Con Follia maggiore Alessandro Robecchi prosegue nei toni amari già sperimentati in Torto marcio.
Il titolo di questo giallo edito da Sellerio è lo stesso di una cavatina tratta da Il turco a Vienna, opera giovanile di Rossini: ma non è propriamente il mondo del bel canto quello centrale nella storia.
C’è una giovane che sta studiando l’opera lirica per diventare cantante, e la cui madre viene uccisa in una maniera inconsueta in una strada di Milano. Se Torto marcio era ambientato in quartieri malfamati, in Follia maggiore l’azione si sposta nei quartieri di quelli che una volta noi avremmo potuto chiamare “la buona e operosa borghesia lombarda”, quella che era la maggioranza silenziosa. Solo che le cose oggi sono cambiate, ed anche in questo si vede la bravura di Alessandro Robecchi: nei suoi gialli c’è sempre un’analisi sociale attenta e precisa, senza però essere didascalica o moralisticheggiante.
Questa volta Robecchi concentra il suo interesse sulle dinamiche di quello che era il ceto medio mediamente benestante e che, impoveritosi con la crisi, cerca di tirare in qualche maniera a campare e di non venire sommerso dai debiti e dalle brutture della realtà. Che invece lo vanno a lambire.
Giulia, la madre della giovane cantante, è una traduttrice sulla sessantina e sul suo delitto indagano due coppie di persone. La prima è quella costituita dal sovrintendente Ghezzi e dal poliziotto Carella, protagonisti nei gialli precedenti: sono poliziotti che devono capire perché è stata uccisa per strada una donna apparentemente insospettabile. L’altra coppia è, naturalmente, formata da Carlo Monterossi e Oscar Falcone, improbabili investigatori assoldati da un anziano faccendiere: ricco, molto, ricco, con amicizie e conoscenze, è stato amante della donna uccisa, suo unico vero grande amore (sentimento probabilmente reciproco) e ora vuole capire chi l’ha uccisa.

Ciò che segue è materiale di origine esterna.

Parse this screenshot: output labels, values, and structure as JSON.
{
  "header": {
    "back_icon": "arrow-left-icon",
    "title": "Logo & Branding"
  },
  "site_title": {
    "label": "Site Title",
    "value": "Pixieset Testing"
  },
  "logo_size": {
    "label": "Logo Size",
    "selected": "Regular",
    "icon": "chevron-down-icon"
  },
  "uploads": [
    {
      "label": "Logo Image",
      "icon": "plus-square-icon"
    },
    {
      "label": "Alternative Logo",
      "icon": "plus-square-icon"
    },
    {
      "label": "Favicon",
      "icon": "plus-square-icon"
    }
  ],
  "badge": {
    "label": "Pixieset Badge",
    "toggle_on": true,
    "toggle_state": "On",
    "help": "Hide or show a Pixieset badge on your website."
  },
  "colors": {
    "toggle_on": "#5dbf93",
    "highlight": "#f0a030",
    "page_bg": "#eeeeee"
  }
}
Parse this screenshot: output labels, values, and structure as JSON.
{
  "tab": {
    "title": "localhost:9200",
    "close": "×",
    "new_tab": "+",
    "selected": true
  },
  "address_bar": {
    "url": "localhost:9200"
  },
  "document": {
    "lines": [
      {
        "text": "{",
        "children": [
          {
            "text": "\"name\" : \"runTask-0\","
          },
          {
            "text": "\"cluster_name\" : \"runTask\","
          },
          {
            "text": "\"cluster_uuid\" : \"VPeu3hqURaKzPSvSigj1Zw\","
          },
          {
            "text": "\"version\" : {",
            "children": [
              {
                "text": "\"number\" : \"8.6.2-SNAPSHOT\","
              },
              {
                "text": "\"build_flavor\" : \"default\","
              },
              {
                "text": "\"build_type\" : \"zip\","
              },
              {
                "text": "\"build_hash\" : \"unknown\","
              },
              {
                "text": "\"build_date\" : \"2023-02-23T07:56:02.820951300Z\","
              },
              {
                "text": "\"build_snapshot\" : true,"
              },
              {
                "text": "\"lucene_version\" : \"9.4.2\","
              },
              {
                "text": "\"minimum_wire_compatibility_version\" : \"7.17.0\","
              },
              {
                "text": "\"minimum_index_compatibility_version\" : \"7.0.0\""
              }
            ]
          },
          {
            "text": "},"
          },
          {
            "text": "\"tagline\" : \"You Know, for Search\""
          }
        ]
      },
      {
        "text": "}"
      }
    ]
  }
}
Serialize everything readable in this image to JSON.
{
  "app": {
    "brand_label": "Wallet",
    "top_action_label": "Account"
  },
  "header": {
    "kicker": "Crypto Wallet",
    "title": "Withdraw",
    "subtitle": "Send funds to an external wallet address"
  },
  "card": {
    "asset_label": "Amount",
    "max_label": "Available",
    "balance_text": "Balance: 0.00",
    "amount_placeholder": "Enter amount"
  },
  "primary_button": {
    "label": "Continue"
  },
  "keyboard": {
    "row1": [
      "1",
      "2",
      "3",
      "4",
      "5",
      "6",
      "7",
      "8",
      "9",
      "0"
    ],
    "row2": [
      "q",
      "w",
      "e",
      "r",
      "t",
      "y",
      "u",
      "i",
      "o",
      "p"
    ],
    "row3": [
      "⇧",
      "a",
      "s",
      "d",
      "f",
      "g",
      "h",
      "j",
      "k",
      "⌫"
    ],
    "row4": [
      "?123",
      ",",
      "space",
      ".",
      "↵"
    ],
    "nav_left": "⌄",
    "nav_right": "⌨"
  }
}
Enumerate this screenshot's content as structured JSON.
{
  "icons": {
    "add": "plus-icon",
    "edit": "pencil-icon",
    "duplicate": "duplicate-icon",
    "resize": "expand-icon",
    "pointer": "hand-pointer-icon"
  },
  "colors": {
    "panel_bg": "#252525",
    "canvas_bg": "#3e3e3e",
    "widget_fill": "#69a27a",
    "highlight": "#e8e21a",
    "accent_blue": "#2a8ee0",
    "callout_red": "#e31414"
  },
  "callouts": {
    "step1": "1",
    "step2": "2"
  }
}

Quest’uomo, deus ex machina della vicenda, si sente sul finire degli anni, ed è arrivato ad elaborare un angosciante conteggio: se la vita media di un uomo è 80 anni, e ogni anno ha 52 settimane, può calcolare indicativamente quante sono le settimane che ha già vissuto e quelle che statisticamente gli restano ancora da vivere. E mentre risuona questo ferale conto alla rovescia (“mi mancano 400 settimane, 399, 398…”) egli cerca di ottimizzare il tempo che gli resta, mosso dal rimpianto per le cose che avrebbe voluto fare e che non ha potuto fare, e dal rimorso per quello che ha fatto e che sarebbe stato meglio non avesse fatto
Se Torto marcio, il romanzo precedente, era estremamente doloroso e cupo, Follia maggiore di Alessandro Robecchi è principalmente dolce-amaro perché alla trama investigativa e al sottotesto sociale con le problematiche contemporanee (in questo caso l’impoverimento del ceto medio benestante) si affianca un continuo sentimento di struggimento per l’amore finito, per ciò che non si è potuto realizzare, per quello che si è rimandato troppo a lungo, per le occasioni perse.
Questo è uno dei motivi per cui ci piacciono così tanto i libri di Alessandro Robecchi: sono dei gialli ben costruiti, sono dei gialli che sanno alternare l’ironia alla serietà, ma sono soprattutto storie che parlano di sentimenti, della condizione umana, delle corde dell’animo che ci spingono a comportarci in una data maniera.
Tre motivi per leggere Follia maggiore di Alessandro Robecchi?
Il divertente excursus sul mondo operistico; la profonda empatia che dimostra con tutti i suoi personaggi, indipendentemente dal ceto sociale e da ciò che fanno, siano essi poliziotti che non arrivano alla fine del mese o ricchi che nel passato si sono mossi sul filo della legge; lo scavo profondo, costante ma mai pesante dell’animo umano.